À demi-mot, la jeune femme aurait avoué qu'elle ne voulait pas se retrouver seule avec lui car elle n'avait aucune idée de ce dont il était capable.

Le jeune homme tenait toujours son fusil d'assaut en bandoulière, une main qui se voulait nonchalante était posée dessus mais la jeune fille ne pouvait pas s'empêcher d'y voir une forme d'avertissement. Ou d'animosité. C'est son métier, se rassura-t-elle, il est venu là pour nous tirer d'affaire, mais il avait aussi des comptes à régler avec elle... Et avec Sarah. Il passa son autre main dans la masse de cheveux qui lui tombaient sur le front tout en soupirant, il n'avait pas encore l'air décidé sur la sauce à laquelle il allait la manger - ce qui au moins, lui donna l'impression de pouvoir obtenir un peu de répit.

Le militaire se permit lui aussi un rapide coup d'œil à l'étudiante, sa peau mate était tendue à l'extrême sur les os de son visage, ce qui était sans doute le résultat des journées passées sous terre avec peu de vivres et dans un climat de stress intense. Même si le policier avec qui elle venait de remonter semblait amène et qu'ils avaient raconté leur aventure sans le laisser paraître, il était certain qu'ils avaient vu passer des heures terribles là-dessous. Engoncée dans un masque de neutralité totale, il devinait de la tristesse derrière la fatigue affichée mais c'était tellement classique de sa part qu'il ne releva même pas.

— Comme on se retrouve, finit-elle par dire.

Le silence étouffant l'avait poussé à dire la première chose qui passait par la tête : elle n'aurait pas pensé que ça sonnerait aussi agressif et le regretta presque aussitôt, mais la fierté l'emporta et elle s'abstint de s'excuser. Hayden soupira une nouvelle fois, ouvertement blessé par la remarque :

— T'as pourtant fait de ton mieux pour disparaître.

La peine nichée derrière ses mots prit de court la jeune fille, elle se mordit la lèvre et fixa le sol. Être en présence d'Hayden réveillait en elle des sentiments qu'elle aurait préféré laisser bien au chaud au fond de son cœur - ou au froid selon les points de vue.

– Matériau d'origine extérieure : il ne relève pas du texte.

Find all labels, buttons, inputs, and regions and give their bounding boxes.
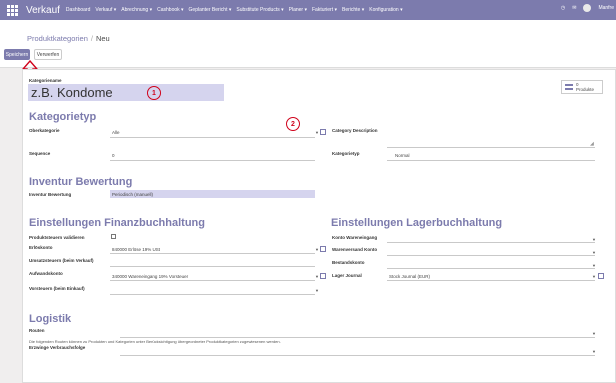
cattype-field[interactable] — [387, 160, 595, 161]
stock-valuation-label: Bestandskonto — [332, 260, 365, 265]
save-button[interactable]: Speichern — [4, 49, 30, 60]
journal-external-link-icon[interactable] — [598, 273, 604, 279]
breadcrumb-current: Neu — [95, 34, 110, 43]
desc-textarea[interactable] — [387, 126, 595, 148]
section-finanzbuchhaltung: Einstellungen Finanzbuchhaltung — [29, 217, 205, 229]
parent-field[interactable] — [110, 137, 315, 138]
top-navbar: Verkauf Dashboard Verkauf ▾ Abrechnung ▾… — [0, 0, 616, 20]
list-icon — [565, 84, 573, 90]
products-label: Produkte — [576, 87, 595, 92]
purchase-tax-dropdown-icon[interactable]: ▼ — [315, 288, 319, 293]
main-menu: Dashboard Verkauf ▾ Abrechnung ▾ Cashboo… — [66, 7, 403, 13]
journal-value: Stock Journal (EUR) — [389, 274, 431, 279]
expense-external-link-icon[interactable] — [320, 273, 326, 279]
apps-grid-icon[interactable] — [7, 3, 21, 17]
name-placeholder: z.B. Kondome — [31, 85, 113, 100]
section-inventur: Inventur Bewertung — [29, 176, 133, 188]
routes-field[interactable] — [120, 337, 595, 338]
expense-label: Aufwandskonto — [29, 271, 63, 276]
purchase-tax-label: Vorsteuern (beim Einkauf) — [29, 286, 85, 291]
products-smart-button[interactable]: 0 Produkte — [561, 80, 603, 94]
expense-dropdown-icon[interactable]: ▼ — [315, 274, 319, 279]
user-name[interactable]: Manfre — [598, 5, 614, 11]
routes-label: Routen — [29, 328, 45, 333]
income-value: 840000 Erlöse 19% USt — [112, 247, 161, 252]
app-brand[interactable]: Verkauf — [26, 5, 60, 16]
form-sheet: 0 Produkte Kategoriename z.B. Kondome 1 … — [22, 69, 616, 383]
avatar[interactable] — [583, 4, 592, 12]
section-lagerbuchhaltung: Einstellungen Lagerbuchhaltung — [331, 217, 503, 229]
annotation-2: 2 — [286, 117, 300, 131]
chat-icon[interactable]: ✉ — [572, 5, 576, 11]
menu-cashbook[interactable]: Cashbook ▾ — [157, 7, 183, 13]
stock-in-label: Konto Wareneingang — [332, 235, 378, 240]
income-dropdown-icon[interactable]: ▼ — [315, 247, 319, 252]
discard-button[interactable]: Verwerfen — [34, 49, 62, 60]
menu-fakturiert[interactable]: Fakturiert ▾ — [312, 7, 337, 13]
parent-label: Oberkategorie — [29, 128, 60, 133]
systray: ◷ ✉ Manfre — [561, 4, 614, 12]
income-label: Erlöskonto — [29, 245, 53, 250]
journal-label: Lager Journal — [332, 273, 362, 278]
menu-dashboard[interactable]: Dashboard — [66, 7, 90, 13]
validate-taxes-label: Produktsteuern validieren — [29, 235, 85, 240]
journal-field[interactable] — [387, 280, 595, 281]
stock-valuation-dropdown-icon[interactable]: ▼ — [592, 263, 596, 268]
menu-substitute-products[interactable]: Substitute Products ▾ — [236, 7, 283, 13]
sales-tax-field[interactable] — [110, 266, 315, 267]
sequence-field[interactable] — [110, 160, 315, 161]
menu-konfiguration[interactable]: Konfiguration ▾ — [369, 7, 402, 13]
income-external-link-icon[interactable] — [320, 246, 326, 252]
name-label: Kategoriename — [29, 78, 62, 83]
menu-planer[interactable]: Planer ▾ — [289, 7, 307, 13]
inventory-label: Inventur Bewertung — [29, 192, 72, 197]
breadcrumb-separator: / — [90, 34, 93, 43]
control-panel: Produktkategorien / Neu — [0, 20, 616, 68]
sequence-value: 0 — [112, 153, 115, 158]
parent-external-link-icon[interactable] — [320, 129, 326, 135]
stock-out-field[interactable] — [387, 255, 595, 256]
menu-abrechnung[interactable]: Abrechnung ▾ — [121, 7, 152, 13]
purchase-tax-field[interactable] — [110, 294, 315, 295]
removal-strategy-dropdown-icon[interactable]: ▼ — [592, 349, 596, 354]
breadcrumb: Produktkategorien / Neu — [27, 34, 110, 43]
stock-out-label: Warenversand Konto — [332, 247, 378, 252]
removal-strategy-field[interactable] — [120, 355, 595, 356]
expense-value: 340000 Wareneingang 19% Vorsteuer — [112, 274, 189, 279]
journal-dropdown-icon[interactable]: ▼ — [592, 274, 596, 279]
cattype-value: Normal — [395, 153, 410, 158]
stock-in-field[interactable] — [387, 242, 595, 243]
validate-taxes-checkbox[interactable] — [111, 234, 116, 239]
routes-help-text: Die folgenden Routen können zu Produkten… — [29, 339, 281, 344]
removal-strategy-label: Erzwinge Verbrauchsfolge — [29, 345, 86, 350]
routes-dropdown-icon[interactable]: ▼ — [592, 331, 596, 336]
sequence-label: Sequence — [29, 151, 51, 156]
sales-tax-label: Umsatzsteuern (beim Verkauf) — [29, 258, 94, 263]
cattype-label: Kategorietyp — [332, 151, 360, 156]
stock-out-dropdown-icon[interactable]: ▼ — [592, 250, 596, 255]
resize-handle-icon[interactable]: ◢ — [590, 141, 594, 147]
breadcrumb-parent[interactable]: Produktkategorien — [27, 34, 88, 43]
section-kategorietyp: Kategorietyp — [29, 111, 97, 123]
expense-field[interactable] — [110, 280, 315, 281]
parent-value: Alle — [112, 130, 120, 135]
desc-label: Category Description — [332, 128, 378, 133]
menu-berichte[interactable]: Berichte ▾ — [342, 7, 364, 13]
inventory-value: Periodisch (manuell) — [112, 192, 154, 197]
stock-in-dropdown-icon[interactable]: ▼ — [592, 237, 596, 242]
menu-verkauf[interactable]: Verkauf ▾ — [95, 7, 116, 13]
income-field[interactable] — [110, 253, 315, 254]
section-logistik: Logistik — [29, 313, 72, 325]
stock-valuation-field[interactable] — [387, 268, 595, 269]
parent-dropdown-icon[interactable]: ▼ — [315, 130, 319, 135]
clock-icon[interactable]: ◷ — [561, 5, 565, 11]
menu-geplanter-bericht[interactable]: Geplanter Bericht ▾ — [189, 7, 232, 13]
annotation-1: 1 — [147, 86, 161, 100]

— Parce que tu m'as cherché ? demanda-t-elle.

— Bien sûr qu'on t'a cherché ! Sarah était dévastée et le reste du groupe se demandait quelle mouche avait bien pu te piquer. « Désolée », on a vu mieux comme note d'explication.

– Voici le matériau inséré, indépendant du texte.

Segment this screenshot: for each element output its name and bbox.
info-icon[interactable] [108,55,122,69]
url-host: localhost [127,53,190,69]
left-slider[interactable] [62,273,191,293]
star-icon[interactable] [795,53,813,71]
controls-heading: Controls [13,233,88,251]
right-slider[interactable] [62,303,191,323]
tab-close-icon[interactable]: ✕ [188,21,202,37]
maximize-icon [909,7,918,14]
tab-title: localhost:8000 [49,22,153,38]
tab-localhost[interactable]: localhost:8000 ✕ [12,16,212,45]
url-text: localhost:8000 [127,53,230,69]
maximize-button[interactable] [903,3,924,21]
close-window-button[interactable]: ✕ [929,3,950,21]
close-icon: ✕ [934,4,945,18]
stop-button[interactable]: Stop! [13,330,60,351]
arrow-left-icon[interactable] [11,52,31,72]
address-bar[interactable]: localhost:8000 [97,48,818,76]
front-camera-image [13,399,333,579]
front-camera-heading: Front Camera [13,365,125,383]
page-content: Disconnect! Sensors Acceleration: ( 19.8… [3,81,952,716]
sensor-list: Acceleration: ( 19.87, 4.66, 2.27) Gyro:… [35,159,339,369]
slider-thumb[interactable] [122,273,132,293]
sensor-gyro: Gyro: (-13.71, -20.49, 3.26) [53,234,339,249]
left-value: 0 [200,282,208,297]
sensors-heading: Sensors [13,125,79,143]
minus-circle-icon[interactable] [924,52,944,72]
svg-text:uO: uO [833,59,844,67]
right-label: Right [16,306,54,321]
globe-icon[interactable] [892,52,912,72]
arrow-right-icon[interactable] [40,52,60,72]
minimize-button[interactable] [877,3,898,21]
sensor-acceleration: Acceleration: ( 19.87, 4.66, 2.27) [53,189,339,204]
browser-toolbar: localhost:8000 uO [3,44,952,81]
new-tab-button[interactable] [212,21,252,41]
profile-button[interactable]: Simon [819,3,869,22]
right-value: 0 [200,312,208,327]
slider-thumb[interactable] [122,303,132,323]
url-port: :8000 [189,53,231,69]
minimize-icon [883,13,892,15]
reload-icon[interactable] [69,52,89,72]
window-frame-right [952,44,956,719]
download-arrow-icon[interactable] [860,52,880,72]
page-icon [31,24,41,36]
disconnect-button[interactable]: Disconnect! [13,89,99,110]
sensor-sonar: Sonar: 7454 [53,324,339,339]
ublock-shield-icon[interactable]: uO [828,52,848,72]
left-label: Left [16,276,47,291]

Il n'avait même pas l'air énervé contre elle, juste inquiet, et elle aurait peut-être préféré si elle devait être honnête avec elle-même. Parce qu'elle, elle était énervée.

— Je ne pouvais pas, voilà ! cracha-t-elle. Je ne pouvais plus la regarder en face après...

Elle laissa sa phrase en suspens, incertaine des mots à mettre sur les changements qui s'étaient opérés en Sarah après son réveil du coma. Les sourires creux, les mots épars et les longs regards dans le vide... Tout ce qui ne lui rappelait plus la jeune femme pleine de vie qu'elle avait rencontré à l'université et avec qui elle avait fait la fête sans se soucier du lendemain.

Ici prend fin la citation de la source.